Continuing its walk down the ultra woke path, Archie Comics is now announcing the introduction of a new transgender character.
In an upcoming issue of its offshoot line, Archie Horror, the company is set to introduce a brand new “transgender woman” character named Danni Molloy, according to an exclusive sneak peek published by Gizmodo.
While the gender angle is new, the Molloy character itself is not exactly new. The character was first introduced in the 1980s and was portrayed as a sometimes girlfriend to Riverdale’s resident genius, Dilton Doiley. But now, for issue #1 of Archie Horror’s new comic, Chilling Adventures Presents: Strange Science, Malloy will be retconned as a “transgender woman.”
The entire purpose of this one-off comic book, which is set for release in August, is to erase Molloy as a woman and recreate the character as a man who now identifies as a female.
Not mentioned in the advanced gushing over the book is whether scientist character Dilton Doiley will now be portrayed as gay or if he was duped by Molloy since the character has dated Molloy in past issues of the Archie series.
“I’ve been wanting to make this happen for a long time, and it’s really cool to see it finally come to fruition. I never wanted Danni’s trans identity to be gimmicky, or for her to feel like she was only created to be trans. So, I’d like to apologize for sneaking her over the line like this,” the writer of Archie Horror’s series Jinx’s Grim Fairy Tales, Magdalene Visaggio, told Gizmodo.
“I wanted you to have a chance to fall in love with her for who she is, not what she is. I’m honored I got to make it happen, and I’m grateful to Archie for never, not even once, pushing back on my insistence on making their books a little bit more queer,” Visaggio added.
Archie Comics senior director of editorial Jamie L. Rotante insisted that the new book is “one of, if not the, most important one-shots we’ve released.”
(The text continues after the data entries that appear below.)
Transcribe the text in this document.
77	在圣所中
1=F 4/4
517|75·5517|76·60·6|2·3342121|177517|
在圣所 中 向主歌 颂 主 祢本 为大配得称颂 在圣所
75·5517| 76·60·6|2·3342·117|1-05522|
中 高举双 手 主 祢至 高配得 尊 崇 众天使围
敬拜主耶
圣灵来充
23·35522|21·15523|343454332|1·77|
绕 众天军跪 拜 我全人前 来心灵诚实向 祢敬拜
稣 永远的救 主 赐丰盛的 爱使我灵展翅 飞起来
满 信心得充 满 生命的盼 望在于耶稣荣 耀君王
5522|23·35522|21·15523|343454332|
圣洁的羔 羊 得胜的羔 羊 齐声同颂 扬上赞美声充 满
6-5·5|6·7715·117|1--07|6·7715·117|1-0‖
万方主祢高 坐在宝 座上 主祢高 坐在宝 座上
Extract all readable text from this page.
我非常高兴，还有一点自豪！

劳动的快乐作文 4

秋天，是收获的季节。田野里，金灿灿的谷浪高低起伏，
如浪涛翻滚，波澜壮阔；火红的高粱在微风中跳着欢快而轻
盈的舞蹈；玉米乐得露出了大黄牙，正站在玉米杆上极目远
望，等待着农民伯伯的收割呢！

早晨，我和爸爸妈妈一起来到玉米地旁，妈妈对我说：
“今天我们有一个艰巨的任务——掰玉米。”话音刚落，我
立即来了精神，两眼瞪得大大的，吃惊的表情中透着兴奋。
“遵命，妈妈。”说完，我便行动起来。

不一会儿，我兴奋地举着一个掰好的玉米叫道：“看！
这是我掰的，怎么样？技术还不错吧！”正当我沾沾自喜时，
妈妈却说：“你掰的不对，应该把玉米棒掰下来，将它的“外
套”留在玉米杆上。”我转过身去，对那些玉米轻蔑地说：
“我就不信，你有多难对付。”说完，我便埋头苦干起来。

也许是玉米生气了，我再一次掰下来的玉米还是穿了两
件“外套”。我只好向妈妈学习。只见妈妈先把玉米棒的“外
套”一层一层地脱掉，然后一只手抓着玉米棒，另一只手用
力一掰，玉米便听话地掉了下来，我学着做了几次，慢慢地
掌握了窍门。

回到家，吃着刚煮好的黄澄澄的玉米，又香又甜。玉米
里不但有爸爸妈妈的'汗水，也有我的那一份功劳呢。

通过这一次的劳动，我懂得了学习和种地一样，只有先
“That’s all thanks to writer Magdalene Visaggio, who had the idea to have Danni Malloy tell her own story about her transition. We just needed to figure out the best way to make it fit, and a callback to her character’s classic origins mixed with the new horror surroundings she’s been re-introduced in just made the most sense,” Rotante gushed.
Retrofitting Molloy to erase her womanhood in favor of transgenderism is far from the first woke story Archie has indulged.
Back in 2010, America’s favorite teenagers introduced a gay character in a story entitled, “Isn’t It Bromantic,” because, in the company’s reckoning at the time, “Riverdale has to reflect the diversity of the world today.”
The next year, the comic series held a same-sex wedding ceremony in which the character “Kevin” married his boyfriend.
“We all want to be part of family and community — that’s what marriage is about,” Kevin said in the comic. “Gay people share the same dreams.”
The gay characters went on in other issues, even being shown kissing later on.
Then, by 2014, a book featuring an adult Archie portrayed the character being shot and killed while trying to “protect a gay friend” from haters. In this series, the older Archie actually dies, though the death did not alter any of the series that still featured Archie as a teenager.